The trouble has been for marketers trying to come up with ways around the duplicate content issue. Those with computer science backgrounds do not have the same problems as the rest of us. They typically understand how to make the links without getting caught by search engine bots. Most often this has also meant changing the robots.txt file and the server redirect options. Since it is so tricky to get around the duplicate content problem for an SEO laden site, it behooves you to know what changes are coming from the search engines.
The search engines like Yahoo, Google, and MSN have just released a new way to make a canonical link. Instead of being a programming person you just need to know where to put the tag:
<link rel= “canonical” href= http://www.the site.com/real-page/>
This tag is the new voice to getting duplicate content problems figured out. It will save the search engine crawlers time trying to decide what page should be indexed. It will also save you, the website manager, from getting the wrong page indexed on the search engine.
By placing the tag in the <head> section where the title and meta description tags go, you are telling the search engine what page should be indexed. The href= part should be on the pages you do want indexed. In other words these are the real pages. Any page you want indexed should have the absolute links with the href= part like... http://www.domain.com/page.html rather than the href=page.html.
There is one small downside to this overall change. Just because you have told the search engine which page is the “real page” to be indexed does not mean the search engine has to follow this advice. They may opt out of using the canonical tag. Of course the top search engines are designing their software to actually accept your suggestions in order to eliminate the duplicate content issues. This means that while it could be ignored, more than likely the search engine will take the suggestion you have made.

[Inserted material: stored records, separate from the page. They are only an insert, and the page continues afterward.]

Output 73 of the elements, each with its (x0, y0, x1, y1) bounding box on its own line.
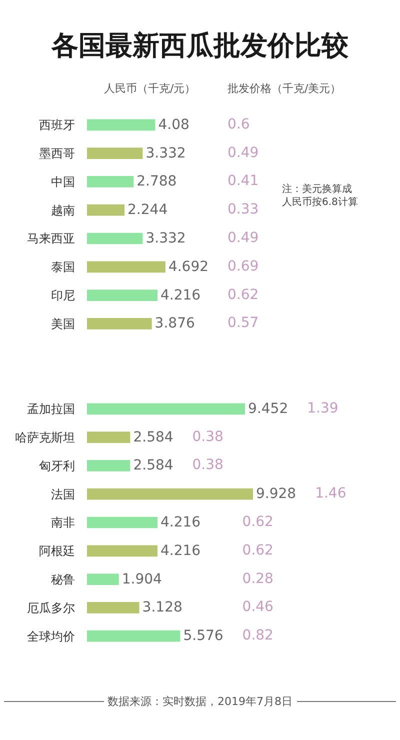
bar (87, 516, 158, 528)
y-tick-label: 哈萨克斯坦 (15, 430, 75, 444)
y-tick-label: 全球均价 (27, 629, 75, 644)
bar (87, 290, 158, 301)
bar (87, 602, 140, 614)
data-label: 0.41 (228, 173, 259, 190)
data-label: 0.49 (228, 144, 259, 161)
data-label: 2.244 (128, 202, 168, 218)
data-label: 0.38 (192, 457, 224, 474)
data-label: 0.69 (228, 258, 259, 274)
data-label: 4.216 (160, 514, 201, 530)
y-tick-label: 中国 (51, 174, 75, 189)
data-label: 4.216 (160, 542, 201, 559)
source-note: 数据来源：实时数据，2019年7月8日 (108, 694, 292, 708)
data-label: 9.928 (256, 486, 296, 502)
data-label: 4.692 (168, 258, 209, 275)
y-tick-label: 美国 (51, 316, 75, 331)
bar (87, 574, 119, 585)
bar (87, 403, 246, 415)
data-label: 0.82 (242, 628, 274, 644)
y-tick-label: 泰国 (51, 260, 75, 274)
bar (87, 176, 134, 188)
data-label: 0.28 (242, 570, 274, 587)
y-tick-label: 马来西亚 (27, 232, 75, 246)
data-label: 3.332 (146, 230, 186, 246)
data-label: 2.788 (136, 174, 177, 190)
text: 人民币（千克/元） (104, 82, 196, 95)
y-tick-label: 法国 (51, 487, 75, 502)
data-label: 4.216 (160, 287, 201, 304)
bar (87, 488, 253, 500)
data-label: 2.584 (133, 429, 174, 446)
text: 批发价格（千克/美元） (228, 82, 342, 95)
y-tick-label: 越南 (51, 203, 75, 218)
bar (87, 630, 180, 642)
data-label: 9.452 (248, 400, 288, 417)
y-tick-label: 南非 (51, 516, 75, 530)
bar (87, 119, 156, 131)
data-label: 4.08 (158, 116, 190, 133)
data-label: 3.876 (154, 316, 195, 332)
data-label: 2.584 (133, 458, 174, 474)
bar (87, 432, 130, 443)
data-label: 0.6 (228, 116, 250, 132)
data-label: 0.62 (242, 542, 274, 558)
data-label: 0.38 (192, 428, 224, 445)
data-label: 0.46 (242, 599, 274, 616)
data-label: 0.62 (228, 286, 259, 303)
data-label: 3.128 (142, 600, 182, 616)
y-tick-label: 西班牙 (39, 118, 75, 132)
y-tick-label: 匈牙利 (39, 458, 75, 473)
bar (87, 318, 152, 330)
y-tick-label: 阿根廷 (39, 544, 75, 558)
data-label: 1.39 (307, 400, 338, 416)
y-tick-label: 厄瓜多尔 (27, 600, 75, 615)
bar (87, 261, 166, 273)
bar (87, 460, 130, 472)
y-tick-label: 秘鲁 (51, 572, 75, 586)
data-label: 0.49 (228, 230, 259, 246)
bar (87, 545, 158, 557)
chart-title: 各国最新西瓜批发价比较 (50, 30, 350, 62)
bar (87, 148, 143, 159)
data-label: 3.332 (146, 145, 186, 162)
data-label: 0.62 (242, 514, 274, 530)
y-tick-label: 孟加拉国 (27, 402, 75, 416)
data-label: 1.46 (315, 486, 346, 502)
bar (87, 232, 143, 244)
data-label: 1.904 (122, 571, 162, 588)
text: 注：美元换算成人民币按6.8计算 (282, 183, 358, 208)
y-tick-label: 印尼 (51, 288, 75, 302)
data-label: 0.57 (228, 315, 259, 332)
y-tick-label: 墨西哥 (39, 146, 75, 160)
data-label: 5.576 (183, 628, 224, 644)
data-label: 0.33 (228, 202, 259, 218)
bar (87, 204, 125, 216)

There are exceptions in which the canonical tag may be ignored. This would be if the page comes up with a 404 page not found, if the page has not been indexed yet, or if there is a duplicate content that has also been specified as the canonical. In other words, if you have content that was stolen from your site and the person put the tag on it you have to hope the search engine takes yours instead of theirs because the canonical is telling it to take both. The only other issue is if the canonical page is at a different domain. In other words, if it is a sub domain it may ignore the tag.